Medium Cool, who’s title was taken from a quote by cultural and media writer, Marshall McLuhan is directed by an established director of cinematography, Haskell Wexler who made just a handful of feature films as a director and first directorial effort this was; he had been the cinematographer on some key films of the decade including In the Heat of the Night and The Thomas Crown Affair (both 1967). The camera is at the centre of this film, it is the eye and observer of the world. The films protagonist, a news cameraman (Robert Forster) is slowly becoming morally indignant with his work. Although not mentioned in the extras, this character is the direct relation to Marcello Mastroianni’s celebrity journalist in Fellini’s La Dolce Vita (1960) as he suffers his ennui at his chosen profession. The film opens with a car crash that has just occurred on a highway under an overpass. We see the wrecked vehicle crashed in a central reservation with the body of a young woman, clearly dead sprawled outside the car. The camera crew come in and film the piece for their news story. Later they discuss the ethics of their profession. Among other sequences that follow we see a fall out parade of the Illinois National Guard, filmed throughout in the cinema verité style so popular amongst such auteurs as Jean-Luc Godard (there is much similarity here to Godard’s style of filmmaking). While going through this moral and ethical crisis, the cameraman, John Cassellis befriends a poor young woman who has recently become separated from her husband and lives with her son Harold having recently moved to Chicago from West Virginia. She lives in a projects housing estate and is struggling to get by but he is growing closer to them. The film has a poignant conclusion as Cassellis attends a rapturous Democratic Party Convention (are they anything else in the US?) while the mother of Harold searches for her son and becomes caught up in a demonstration that turns violent. In true cinema verité style the convention, the protest and the riot were not orchestrated but real.
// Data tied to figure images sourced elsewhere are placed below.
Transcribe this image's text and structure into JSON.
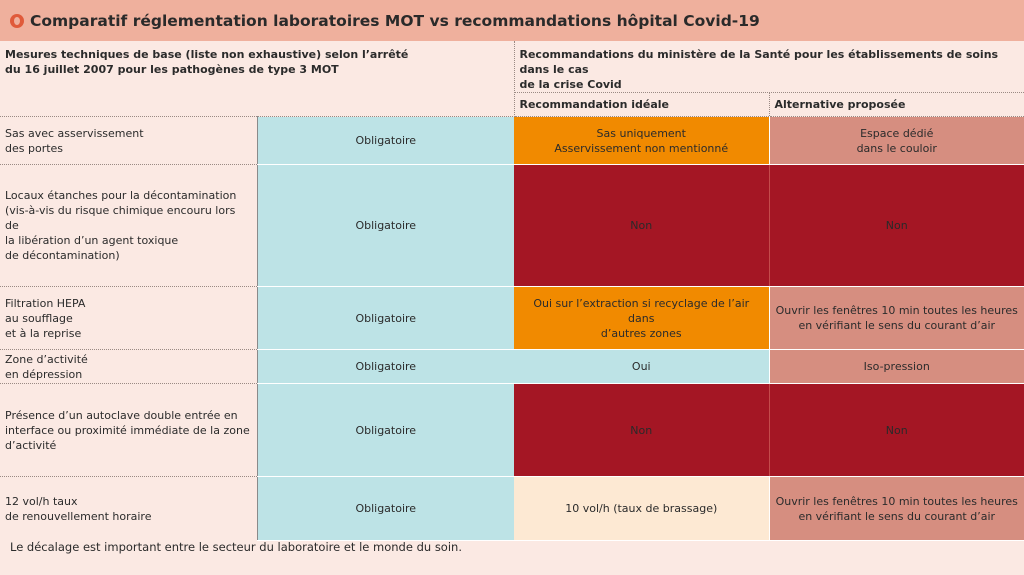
{
  "title": "Comparatif réglementation laboratoires MOT vs recommandations hôpital Covid-19",
  "logo_icon": "c-circle-logo",
  "header": {
    "left": "Mesures techniques de base (liste non exhaustive) selon l’arrêté\ndu 16 juillet 2007 pour les pathogènes de type 3 MOT",
    "right": "Recommandations du ministère de la Santé pour les établissements de soins dans le cas\nde la crise Covid",
    "sub_ideal": "Recommandation idéale",
    "sub_alt": "Alternative proposée"
  },
  "rows": [
    {
      "label": "Sas avec asservissement\ndes portes",
      "mot": "Obligatoire",
      "ideal": "Sas uniquement\nAsservissement non mentionné",
      "alt": "Espace dédié\ndans le couloir"
    },
    {
      "label": "Locaux étanches pour la décontamination\n(vis-à-vis du risque chimique encouru lors de\nla libération d’un agent toxique\nde décontamination)",
      "mot": "Obligatoire",
      "ideal": "Non",
      "alt": "Non"
    },
    {
      "label": "Filtration HEPA\nau soufflage\net à la reprise",
      "mot": "Obligatoire",
      "ideal": "Oui sur l’extraction si recyclage de l’air dans\nd’autres zones",
      "alt": "Ouvrir les fenêtres 10 min toutes les heures\nen vérifiant le sens du courant d’air"
    },
    {
      "label": "Zone d’activité\nen dépression",
      "mot": "Obligatoire",
      "ideal": "Oui",
      "alt": "Iso-pression"
    },
    {
      "label": "Présence d’un autoclave double entrée en\ninterface ou proximité immédiate de la zone\nd’activité",
      "mot": "Obligatoire",
      "ideal": "Non",
      "alt": "Non"
    },
    {
      "label": "12 vol/h taux\nde renouvellement horaire",
      "mot": "Obligatoire",
      "ideal": "10 vol/h (taux de brassage)",
      "alt": "Ouvrir les fenêtres 10 min toutes les heures\nen vérifiant le sens du courant d’air"
    }
  ],
  "colors": {
    "title_bar": "#efb09d",
    "background": "#fbe9e3",
    "blue": "#bde3e6",
    "orange": "#f18a00",
    "pink": "#d68e80",
    "red": "#a41624",
    "cream": "#fde9d3"
  },
  "footer": "Le décalage est important entre le secteur du laboratoire et le monde du soin."
}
Medium Cool was made at the height of these political tensions in the US as the optimism of the 1960s turned to the pessimism of the 1970s. There were a number of films that were outside of the mainstream that treaded on similar territory including Zabriskie Point and The Strawberry Statement (both 1970) both dealing with student protest or there is the Hollywood fantasy, Alex in Wonderland (also 1970) which also ends with a riot. This is a very unusual film, even for its time and made even more so in that this was a directorial debut for an established cinematographer, a film that is clearly reflexive towards its subject and to be critical does drift away from its focus from time to time. As is normally the case with Eureka! Masters of Cinema there are many meaty extras including the well-illustrated booklet. The discs acknowledge Wexler the cameraman as much as Wexler the director. One of the extras on the disc is Haskell Wexler going through the different cameras he used in the film and how with the still cumbersome and heavy cameras he was able to get up close and personal with his subjects. Another documentary at almost an hour long, ‘Look Out Haskell, it’s Real!’, lines taken from the film itself. Another jaw droppingly fascinating short documentary is one about the actor who played the boy Harold in the film, Harold Blankenship. Blankenship comes from a split West Virginia backwoods family and lives on a dirt poor farm. Medium Cool was the only film he made and the documentary shows his life and how, if at all being in the film affected him. It is more of a reflection of growing older than anything. Unfortunately much he has to say is illegible due to his strong accent and missing teeth. Medium Cool is shot in with a 1080p presentation of the film on Blu-ray from the 4K digital film transfer that has been approved by the director, it still looks a little grainy which does suit it. It is an odd film maybe but in an age where civil unrest and many of the issues still exist it remains very poignant.